Abarca Mitchell goes in at least twice a year to coach Ballethnic's productions—such as Urban Nutcracker, set in Atlanta's historically Black Sweet Auburn neighborhood, and The Leopard Tale, which features the company's signature blend of classical pointe work with polyrhythmic dance forms of the African diaspora. These final rehearsals give Abarca Mitchell a way to fast-track the transfer of her mentor's values.

Two dancers in blue and black practice clothes and face masks, the woman in pointe shoes, pose together in a first arabesque tendu. Abarca Mitchell steps out of a mirrored pose as she adjusts the fingertips of the male dancer.

Lydia Abarca Mitchell works with Ballethnic's Calvin Gentry and Karla Tyson.

Courtesy Ballethnic Dance Company

She recalls that Arthur Mitchell taught his dancers to present themselves at their finest—to enter a room with their heads held high and shoulders back—and to dress, speak and walk with dignity and self-respect. He reminded them that they were pioneers and ambassadors for Blacks in ballet. As the company gained international stature—Abarca Mitchell was the first Black female ballerina to appear on the cover of Dance Magazine, in 1975—he insisted the dancers remain humble and in service to the greater mission. But he was also a taskmaster. "No nonsense, no excuses," Abarca Mitchell says. "There was no slack. If he was rehearsing something that you're not in, you'd better be on the side learning it."

"He didn't throw compliments around at all. You had to really kill yourself to get a smile from him." After a run-through, she says, "you didn't want to be singled out."

Abarca Mitchell takes a slightly different approach, though she doesn't compromise on the values her mentor instilled. When coaching large casts of all ages and different levels for Ballethnic, she has found ways to inspire people without tearing them down. She calls it a "tough love" approach.

"I've got to make them want to do it. I don't want to beat them into doing it," Abarca Mitchell says. "I tell them, 'You're here because you want to be, and because you auditioned and were accepted. Now, show me why I should keep you here.'"

"I tell them, 'I'm here to make sure you'll look good—you know: 'That looks fake. Let's make it look real.

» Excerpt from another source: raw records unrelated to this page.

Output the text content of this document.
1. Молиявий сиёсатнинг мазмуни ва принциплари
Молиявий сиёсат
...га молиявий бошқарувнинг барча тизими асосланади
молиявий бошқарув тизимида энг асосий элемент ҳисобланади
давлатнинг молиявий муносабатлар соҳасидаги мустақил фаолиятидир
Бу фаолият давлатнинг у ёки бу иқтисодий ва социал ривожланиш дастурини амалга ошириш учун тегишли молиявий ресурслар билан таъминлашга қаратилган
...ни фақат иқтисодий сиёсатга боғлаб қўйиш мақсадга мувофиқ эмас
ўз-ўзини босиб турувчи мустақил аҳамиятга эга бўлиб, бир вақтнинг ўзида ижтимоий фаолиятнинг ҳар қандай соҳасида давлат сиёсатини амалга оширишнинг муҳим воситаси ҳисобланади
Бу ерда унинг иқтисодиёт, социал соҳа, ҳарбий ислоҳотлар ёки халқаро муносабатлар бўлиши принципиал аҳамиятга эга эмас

Think about what you're doing, so that it's not just a gesture.'"

Arthur Mitchell instilled this level of emotional honesty in his dancers, and it was key to the company's quick success. "We were bringing a thought forward," says Abarca Mitchell. "We were bringing a feeling forward, so that the audience could connect with us."

In addition to her position as rehearsal director for Ballethnic, Abarca Mitchell is today part of 152nd Street Black Ballet Legacy, a group of DTH alumni who seek to give voice to people responsible for the company's success in its early years. "It's incredible," she says, "how many people took something from DTH and applied it to their lives."

As Ballethnic prepares to co-host the International Association of Blacks in Dance Conference and Festival in January 2022, Abarca Mitchell hopes to help strengthen the network of dance companies associated with Ballethnic, such as Memphis' Collage Dance Collective. "The dream is for all of us to collaborate with each other," she says, "so that it becomes more normal to see a Black ballerina, so it's not just a token appearance."

Today's young dancers face different challenges from what Abarca Mitchell faced. She finds that they're more easily distracted, and sometimes act entitled, because they don't know or appreciate how hard earlier Black ballerinas like herself worked to clear a path for them. But what she's passing on will benefit them, whether they choose to pursue dance careers or become doctors, lawyers, professors or something else entirely. "The principles are the same," she says. "Work for what you want, and you will achieve it."